Conditions Improving for Beached Whales

The two whales that were rescued from a Waveland beach are being treated at the Institute for Marine Mammals Studies.
Researchers and marine vets are providing around the clock care for the two melon-headed whales that were rescued after washing up on the beach Tuesday.
One whale suffered sunburn and received laser therapy and honey to help heal the wounds. The other was dehydrated and was pumped fluids to stabilize his health. Relief Vet Debra Moore said, “We treated them with injectable antibiotics. We gave them pain medication, especially the one with the sunburn on the side. We gave anti-inflammatories and they seem to be responding because the first day they were here they were floating and today they’re swimming on their own.”
Staff members at the Institute for Marine Mammals Studies are thrilled to see the whales’ health improving.
This is the first whale rescue the facility has seen. Eric Pulis, a marine conservation ecologist, said, “Usually, we don’t get live stranded animals to begin with and then to have two at the same time and have them be unusual species is pretty exciting for us.”

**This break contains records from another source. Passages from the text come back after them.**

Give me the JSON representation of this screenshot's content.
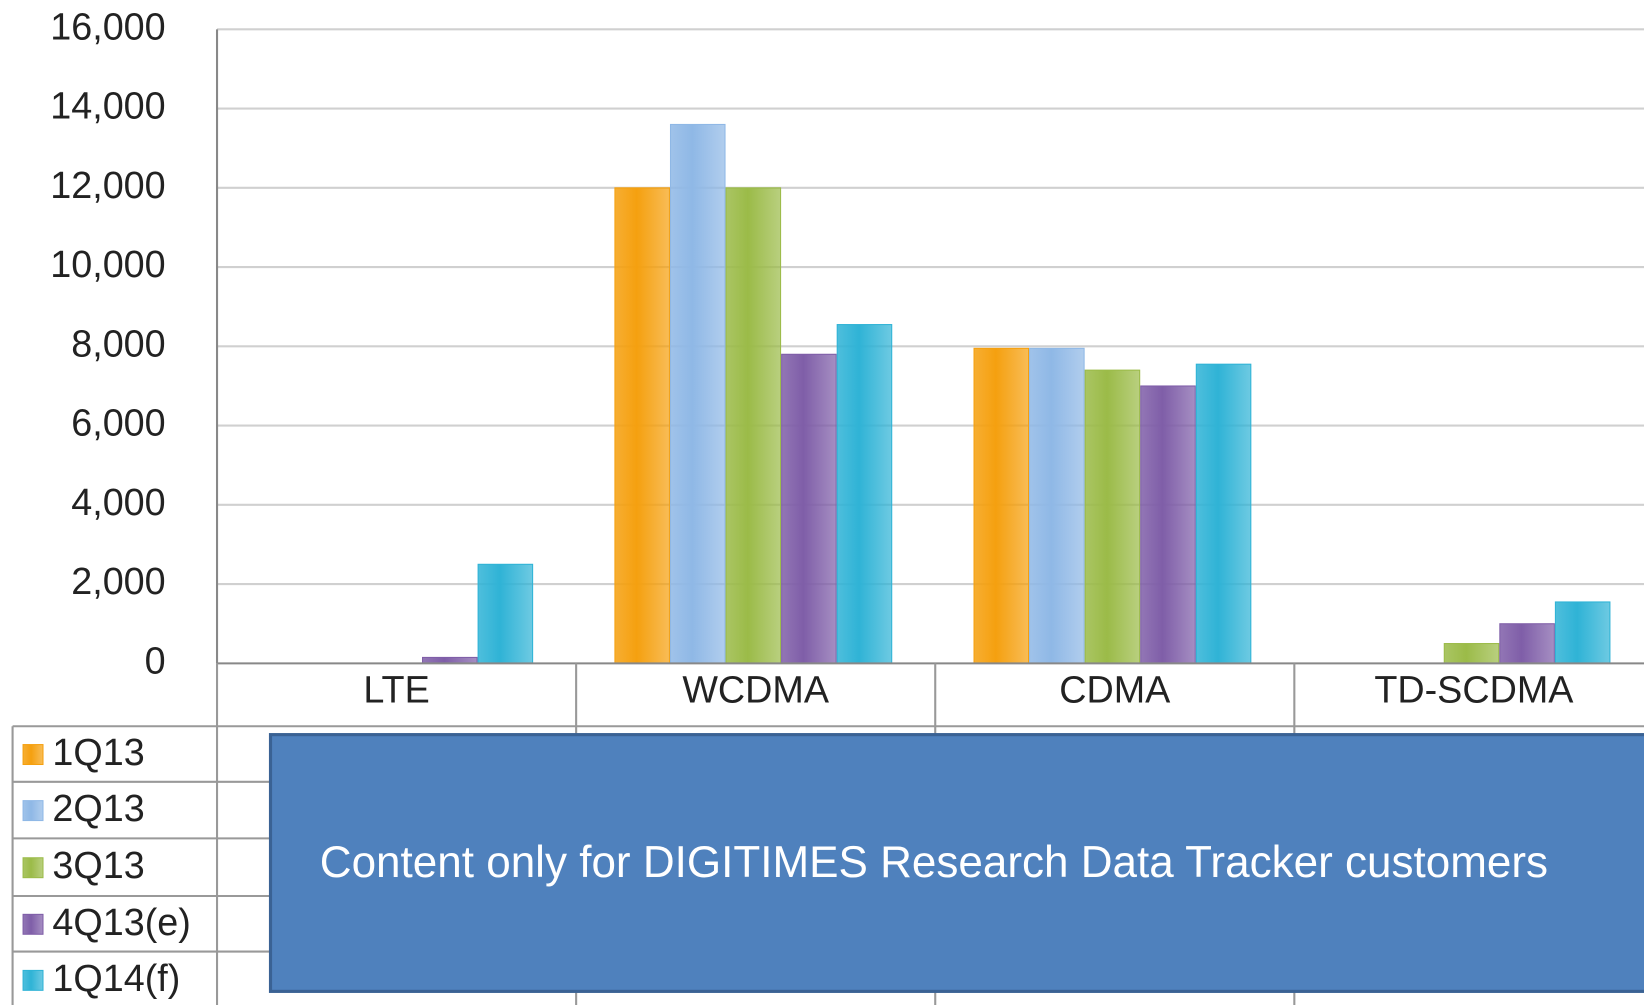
{
  "chart_data": {
    "type": "bar",
    "categories": [
      "LTE",
      "WCDMA",
      "CDMA",
      "TD-SCDMA"
    ],
    "series": [
      {
        "name": "1Q13",
        "color": "#f5a00f",
        "values": [
          0,
          12000,
          7950,
          0
        ]
      },
      {
        "name": "2Q13",
        "color": "#8fb8e6",
        "values": [
          0,
          13600,
          7950,
          0
        ]
      },
      {
        "name": "3Q13",
        "color": "#9bbb48",
        "values": [
          0,
          12000,
          7400,
          500
        ]
      },
      {
        "name": "4Q13(e)",
        "color": "#7f5ea8",
        "values": [
          150,
          7800,
          7000,
          1000
        ]
      },
      {
        "name": "1Q14(f)",
        "color": "#2fb3d6",
        "values": [
          2500,
          8550,
          7550,
          1550
        ]
      }
    ],
    "ylim": [
      0,
      16000
    ],
    "yticks": [
      {
        "value": 0,
        "label": "0"
      },
      {
        "value": 2000,
        "label": "2,000"
      },
      {
        "value": 4000,
        "label": "4,000"
      },
      {
        "value": 6000,
        "label": "6,000"
      },
      {
        "value": 8000,
        "label": "8,000"
      },
      {
        "value": 10000,
        "label": "10,000"
      },
      {
        "value": 12000,
        "label": "12,000"
      },
      {
        "value": 14000,
        "label": "14,000"
      },
      {
        "value": 16000,
        "label": "16,000"
      }
    ],
    "grid": true,
    "overlay_text": "Content only for DIGITIMES Research Data Tracker customers"
  }
}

Researchers have to wear an eye mask, face guard, and gloves to protect themselves from any diseases the whales may carry. “Because we don’t know their health status,” said Moore, “You know cetaceans, or dolphins and whales, have a blowhole on the top of their head versus our nose, so when they breathe out, the aerosol goes out, so it’s just a precautionary measure to make sure we protect ourselves as well.”
Even though the two whales are showing improvements, staff members say there’s no telling when they will be healthy enough to return to their deep water habitat out in the Gulf.
The whales’ health conditions have improved since their treatment began on Tuesday. Staff members are hoping to release the animals back into deep water as soon as they fully recover.